“Is she pleased?” said Edgar.

“I don’t understand her, sir,” said the woman; “it looks to me as if she was a bit touched”—and here Mrs. Hesketh laid her finger on her own forehead. “Husht! she’ll hear. She won’t take a morsel of rest, won’t t’oud dame. I canna think how she lives; but, bless you! she’s got somethin’ else on her mind—something more than Jinny. I’m a’most sure—— Lord! I’ve spoke below my breath, but she’s heard us, and she’s coming here.”

“Will you watch my bairn ten minutes, while I speak to the gentleman?” said Mrs. Murray. “Eh! I hope you’ll be blessed and kept from a’ evil, for you’re a good woman—you’re a good woman. Aye, she’s better. She’ll win through, as I always said. We’ve grand constitutions in our family. Oh, my bonnie lad! it’s a comfort to me to see your face.”

Edgar must have started slightly at this address, for the old woman started too, and looked at him with a bewildered air. “What did I say?” she asked. “Mr. Edgar, I’ve sleepit none for three nights. My heart has been like to burst. I’m worn out—worn out. If I said something that wasna civil, I beg your pardon. It is not always quite clear to me what I say.”

“You said no harm,” said Edgar. “You have always spoken kindly, very kindly, to me—more kindly than I had any right to. And I hope you will continue to think of me kindly, for I am not very cheerful just now, nor are my prospects very bright——”

Your prospects no bright!” Mrs. Murray looked round to see that no one was near, and then she came out upon the step, and closed the cottage door behind her, and came close up to him. “Tell me what’s wrong with you—oh, tell me what’s wrong with you!” she said, with an eager anxiety, which was too much in earnest to pause or think whether such a request was natural. Then she stopped dead short, recollecting—and went on again with very little interval, but with a world of changed meaning in her voice. “Many a one has come to me in their trouble,” she said. “It’s that that makes me ask—folk out of my ain rank like you. Whiles I have given good advice, and whiles—oh! whiles I have given bad; but its that that makes me ask. Dinna think it’s presumption in me.”

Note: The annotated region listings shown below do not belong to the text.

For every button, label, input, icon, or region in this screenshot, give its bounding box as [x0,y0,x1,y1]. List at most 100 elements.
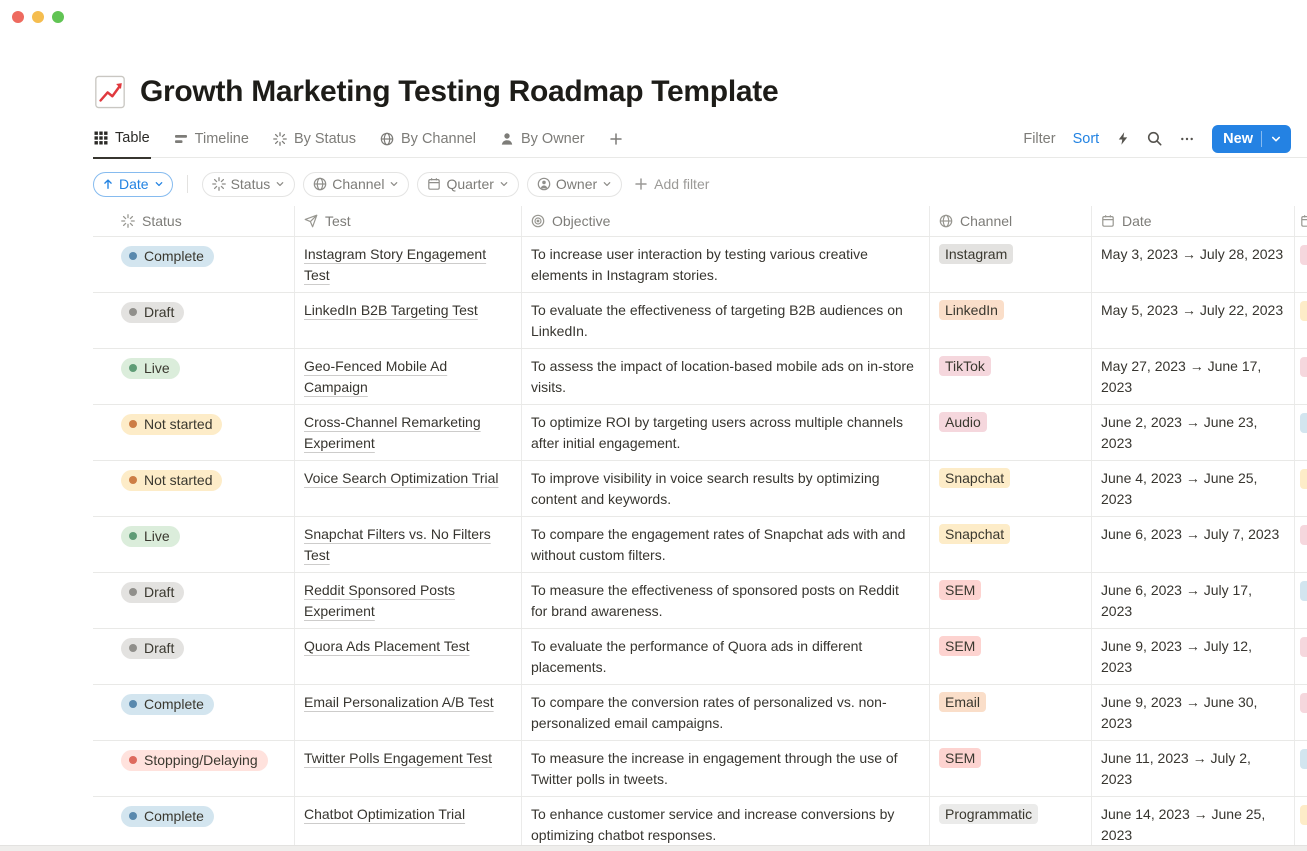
test-title-link[interactable]: LinkedIn B2B Targeting Test [304,302,478,318]
quarter-cell-cut[interactable] [1295,517,1307,572]
date-cell[interactable]: May 27, 2023 → June 17, 2023 [1092,349,1295,404]
column-header-objective[interactable]: Objective [522,206,930,236]
bolt-icon[interactable] [1116,131,1130,146]
objective-cell[interactable]: To enhance customer service and increase… [522,797,930,851]
filter-pill-channel[interactable]: Channel [303,172,409,197]
objective-cell[interactable]: To assess the impact of location-based m… [522,349,930,404]
quarter-cell-cut[interactable] [1295,797,1307,851]
status-cell[interactable]: Draft [93,573,295,628]
filter-pill-status[interactable]: Status [202,172,296,197]
add-filter-button[interactable]: Add filter [634,176,709,192]
chevron-down-icon[interactable] [1270,133,1282,145]
date-cell[interactable]: June 9, 2023 → July 12, 2023 [1092,629,1295,684]
channel-cell[interactable]: Email [930,685,1092,740]
test-cell[interactable]: Quora Ads Placement Test [295,629,522,684]
more-icon[interactable] [1179,132,1195,146]
column-header-cut[interactable] [1295,206,1307,236]
quarter-cell-cut[interactable] [1295,685,1307,740]
date-cell[interactable]: June 14, 2023 → June 25, 2023 [1092,797,1295,851]
test-cell[interactable]: Cross-Channel Remarketing Experiment [295,405,522,460]
test-title-link[interactable]: Voice Search Optimization Trial [304,470,499,486]
test-cell[interactable]: Instagram Story Engagement Test [295,237,522,292]
channel-cell[interactable]: SEM [930,573,1092,628]
tab-by-owner[interactable]: By Owner [499,126,586,157]
channel-cell[interactable]: Programmatic [930,797,1092,851]
status-cell[interactable]: Complete [93,237,295,292]
test-title-link[interactable]: Cross-Channel Remarketing Experiment [304,414,481,451]
zoom-window-button[interactable] [52,11,64,23]
status-cell[interactable]: Live [93,349,295,404]
close-window-button[interactable] [12,11,24,23]
channel-cell[interactable]: Snapchat [930,517,1092,572]
test-title-link[interactable]: Instagram Story Engagement Test [304,246,486,283]
column-header-status[interactable]: Status [93,206,295,236]
quarter-cell-cut[interactable] [1295,237,1307,292]
test-title-link[interactable]: Quora Ads Placement Test [304,638,470,654]
channel-cell[interactable]: LinkedIn [930,293,1092,348]
objective-cell[interactable]: To evaluate the effectiveness of targeti… [522,293,930,348]
column-header-test[interactable]: Test [295,206,522,236]
quarter-cell-cut[interactable] [1295,629,1307,684]
status-cell[interactable]: Complete [93,685,295,740]
status-cell[interactable]: Draft [93,293,295,348]
test-title-link[interactable]: Snapchat Filters vs. No Filters Test [304,526,491,563]
new-button[interactable]: New [1212,125,1291,153]
objective-cell[interactable]: To improve visibility in voice search re… [522,461,930,516]
test-title-link[interactable]: Chatbot Optimization Trial [304,806,465,822]
window-controls[interactable] [12,11,64,23]
date-cell[interactable]: June 9, 2023 → June 30, 2023 [1092,685,1295,740]
filter-button[interactable]: Filter [1023,131,1055,147]
test-title-link[interactable]: Twitter Polls Engagement Test [304,750,492,766]
status-cell[interactable]: Live [93,517,295,572]
date-cell[interactable]: June 11, 2023 → July 2, 2023 [1092,741,1295,796]
test-cell[interactable]: Reddit Sponsored Posts Experiment [295,573,522,628]
date-cell[interactable]: June 6, 2023 → July 7, 2023 [1092,517,1295,572]
test-cell[interactable]: Snapchat Filters vs. No Filters Test [295,517,522,572]
date-cell[interactable]: June 2, 2023 → June 23, 2023 [1092,405,1295,460]
objective-cell[interactable]: To compare the engagement rates of Snapc… [522,517,930,572]
sort-button[interactable]: Sort [1073,131,1100,147]
sort-pill-date[interactable]: Date [93,172,173,197]
status-cell[interactable]: Complete [93,797,295,851]
test-cell[interactable]: Twitter Polls Engagement Test [295,741,522,796]
quarter-cell-cut[interactable] [1295,293,1307,348]
test-title-link[interactable]: Geo-Fenced Mobile Ad Campaign [304,358,447,395]
quarter-cell-cut[interactable] [1295,349,1307,404]
test-title-link[interactable]: Email Personalization A/B Test [304,694,494,710]
status-cell[interactable]: Not started [93,405,295,460]
tab-table[interactable]: Table [93,126,151,159]
quarter-cell-cut[interactable] [1295,405,1307,460]
date-cell[interactable]: June 4, 2023 → June 25, 2023 [1092,461,1295,516]
channel-cell[interactable]: Snapchat [930,461,1092,516]
channel-cell[interactable]: Instagram [930,237,1092,292]
status-cell[interactable]: Draft [93,629,295,684]
date-cell[interactable]: May 5, 2023 → July 22, 2023 [1092,293,1295,348]
objective-cell[interactable]: To optimize ROI by targeting users acros… [522,405,930,460]
search-icon[interactable] [1147,131,1162,146]
tab-by-channel[interactable]: By Channel [379,126,477,157]
objective-cell[interactable]: To increase user interaction by testing … [522,237,930,292]
channel-cell[interactable]: SEM [930,629,1092,684]
column-header-channel[interactable]: Channel [930,206,1092,236]
date-cell[interactable]: May 3, 2023 → July 28, 2023 [1092,237,1295,292]
test-cell[interactable]: Chatbot Optimization Trial [295,797,522,851]
date-cell[interactable]: June 6, 2023 → July 17, 2023 [1092,573,1295,628]
status-cell[interactable]: Stopping/Delaying [93,741,295,796]
tab-timeline[interactable]: Timeline [173,126,250,157]
quarter-cell-cut[interactable] [1295,461,1307,516]
channel-cell[interactable]: SEM [930,741,1092,796]
channel-cell[interactable]: Audio [930,405,1092,460]
channel-cell[interactable]: TikTok [930,349,1092,404]
test-cell[interactable]: Geo-Fenced Mobile Ad Campaign [295,349,522,404]
test-title-link[interactable]: Reddit Sponsored Posts Experiment [304,582,455,619]
chart-increasing-icon[interactable] [93,75,127,109]
test-cell[interactable]: LinkedIn B2B Targeting Test [295,293,522,348]
page-title[interactable]: Growth Marketing Testing Roadmap Templat… [140,75,778,109]
quarter-cell-cut[interactable] [1295,573,1307,628]
filter-pill-quarter[interactable]: Quarter [417,172,518,197]
status-cell[interactable]: Not started [93,461,295,516]
quarter-cell-cut[interactable] [1295,741,1307,796]
objective-cell[interactable]: To measure the increase in engagement th… [522,741,930,796]
column-header-date[interactable]: Date [1092,206,1295,236]
minimize-window-button[interactable] [32,11,44,23]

“I never thought it was presumption,” said Edgar; and there came upon him the strongest, almost irresistible, impulse to tell what had happened to him to this poor old woman at the cottage door. Was he growing mad too?—had his misfortune and excitement been too much for him? He smiled feebly at her, as he bewildered himself with this question. “If I cannot tell you now, I will afterwards,” he said; and lingered, not saying any more. Her keen eyes investigated him while he stood so close to her. His fresh colour was gone, and the frank and open expression of his face. He was very pale; there were dark lines under his eyes; his mouth was firmly closed, and yet it was tremulous with feeling repressed and restrained. Alarm and a look of partial terror came into Mrs. Murray’s face.

“Tell me, tell me!” she cried, grasping his arm.

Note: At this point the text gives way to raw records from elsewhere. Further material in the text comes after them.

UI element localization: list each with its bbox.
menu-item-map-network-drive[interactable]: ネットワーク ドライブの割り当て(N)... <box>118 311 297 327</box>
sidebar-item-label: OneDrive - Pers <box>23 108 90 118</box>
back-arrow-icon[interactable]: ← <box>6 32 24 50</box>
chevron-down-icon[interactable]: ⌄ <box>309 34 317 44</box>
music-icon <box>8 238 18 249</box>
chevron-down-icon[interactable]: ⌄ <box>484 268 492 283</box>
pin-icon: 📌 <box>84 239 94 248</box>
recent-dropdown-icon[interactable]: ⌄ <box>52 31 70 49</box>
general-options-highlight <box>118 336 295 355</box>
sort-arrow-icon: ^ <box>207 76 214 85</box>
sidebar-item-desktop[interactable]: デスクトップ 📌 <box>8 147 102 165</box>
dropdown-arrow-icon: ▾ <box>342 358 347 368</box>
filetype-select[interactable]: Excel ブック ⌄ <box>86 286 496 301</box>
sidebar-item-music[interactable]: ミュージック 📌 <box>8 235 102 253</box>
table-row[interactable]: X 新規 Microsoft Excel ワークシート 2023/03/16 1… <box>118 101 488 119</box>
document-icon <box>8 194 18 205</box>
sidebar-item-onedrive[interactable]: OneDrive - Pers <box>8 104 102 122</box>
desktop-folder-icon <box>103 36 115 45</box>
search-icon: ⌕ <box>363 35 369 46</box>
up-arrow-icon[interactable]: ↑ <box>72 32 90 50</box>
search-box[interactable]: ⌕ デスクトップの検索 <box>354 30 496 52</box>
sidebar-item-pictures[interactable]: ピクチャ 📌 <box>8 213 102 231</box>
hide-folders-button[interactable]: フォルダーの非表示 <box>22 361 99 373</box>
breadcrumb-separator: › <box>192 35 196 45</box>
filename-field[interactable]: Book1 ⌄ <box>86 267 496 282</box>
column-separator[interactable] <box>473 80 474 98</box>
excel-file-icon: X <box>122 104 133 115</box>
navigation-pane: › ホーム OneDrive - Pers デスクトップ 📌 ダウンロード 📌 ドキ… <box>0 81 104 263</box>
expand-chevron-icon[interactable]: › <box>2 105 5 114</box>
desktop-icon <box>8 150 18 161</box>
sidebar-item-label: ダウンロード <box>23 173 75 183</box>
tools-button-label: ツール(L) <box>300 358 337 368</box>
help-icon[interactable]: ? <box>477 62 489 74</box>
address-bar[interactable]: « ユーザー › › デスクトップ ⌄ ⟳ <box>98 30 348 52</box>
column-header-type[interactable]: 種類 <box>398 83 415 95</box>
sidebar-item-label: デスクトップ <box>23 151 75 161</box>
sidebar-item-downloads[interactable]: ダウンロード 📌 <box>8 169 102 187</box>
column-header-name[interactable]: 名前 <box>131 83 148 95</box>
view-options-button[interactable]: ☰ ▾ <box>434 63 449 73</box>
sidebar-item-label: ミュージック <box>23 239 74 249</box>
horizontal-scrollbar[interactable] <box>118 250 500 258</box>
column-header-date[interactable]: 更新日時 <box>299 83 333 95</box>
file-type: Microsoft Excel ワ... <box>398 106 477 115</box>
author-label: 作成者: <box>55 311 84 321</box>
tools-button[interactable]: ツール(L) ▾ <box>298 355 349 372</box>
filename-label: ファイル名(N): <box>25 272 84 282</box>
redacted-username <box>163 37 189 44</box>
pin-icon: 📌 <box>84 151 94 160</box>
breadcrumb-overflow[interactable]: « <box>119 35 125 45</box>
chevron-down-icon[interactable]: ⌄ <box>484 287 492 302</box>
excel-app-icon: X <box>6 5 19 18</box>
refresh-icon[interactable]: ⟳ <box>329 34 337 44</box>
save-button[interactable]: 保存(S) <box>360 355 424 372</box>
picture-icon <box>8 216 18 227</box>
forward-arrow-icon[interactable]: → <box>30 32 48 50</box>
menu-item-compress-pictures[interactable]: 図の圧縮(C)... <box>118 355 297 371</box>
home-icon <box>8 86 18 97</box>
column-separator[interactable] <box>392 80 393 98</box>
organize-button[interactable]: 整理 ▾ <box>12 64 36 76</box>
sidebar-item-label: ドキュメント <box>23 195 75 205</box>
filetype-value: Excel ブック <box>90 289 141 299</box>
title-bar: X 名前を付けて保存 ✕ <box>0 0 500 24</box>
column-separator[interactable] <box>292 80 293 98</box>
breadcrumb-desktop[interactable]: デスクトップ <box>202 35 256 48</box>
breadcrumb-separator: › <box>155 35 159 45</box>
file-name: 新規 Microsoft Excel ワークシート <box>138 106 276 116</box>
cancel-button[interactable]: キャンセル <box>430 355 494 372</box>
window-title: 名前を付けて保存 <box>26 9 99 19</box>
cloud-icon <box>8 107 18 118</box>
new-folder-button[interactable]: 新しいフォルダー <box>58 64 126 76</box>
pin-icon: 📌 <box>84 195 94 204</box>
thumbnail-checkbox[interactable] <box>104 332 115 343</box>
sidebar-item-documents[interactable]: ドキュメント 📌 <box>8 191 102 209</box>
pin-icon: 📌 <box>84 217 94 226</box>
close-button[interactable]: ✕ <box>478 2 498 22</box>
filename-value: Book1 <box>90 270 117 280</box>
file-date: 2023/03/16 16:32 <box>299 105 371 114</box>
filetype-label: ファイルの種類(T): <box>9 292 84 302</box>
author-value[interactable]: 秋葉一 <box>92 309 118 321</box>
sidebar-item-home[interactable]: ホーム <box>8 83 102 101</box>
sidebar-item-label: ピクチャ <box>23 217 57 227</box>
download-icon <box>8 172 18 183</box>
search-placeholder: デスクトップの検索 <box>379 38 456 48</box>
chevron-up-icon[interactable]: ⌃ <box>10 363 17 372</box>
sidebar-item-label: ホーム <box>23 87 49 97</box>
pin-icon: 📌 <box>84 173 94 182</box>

“There is nothing to tell, my good woman,” he said, and turned away.

She fell back a step, and opened the door which she had held closed behind her. Her face would have been a study to any painter. Deep mortification and wounded feeling were in it—tears had come to her eyes. Edgar noticed nothing of all this, because he was fully occupied with his own affairs, and had no leisure to think of hers; and had he noticed it, his perplexity would have been so intense that he could have made nothing of it. He stood, not looking at her at all—gone back into his own thoughts, which were engrossing enough.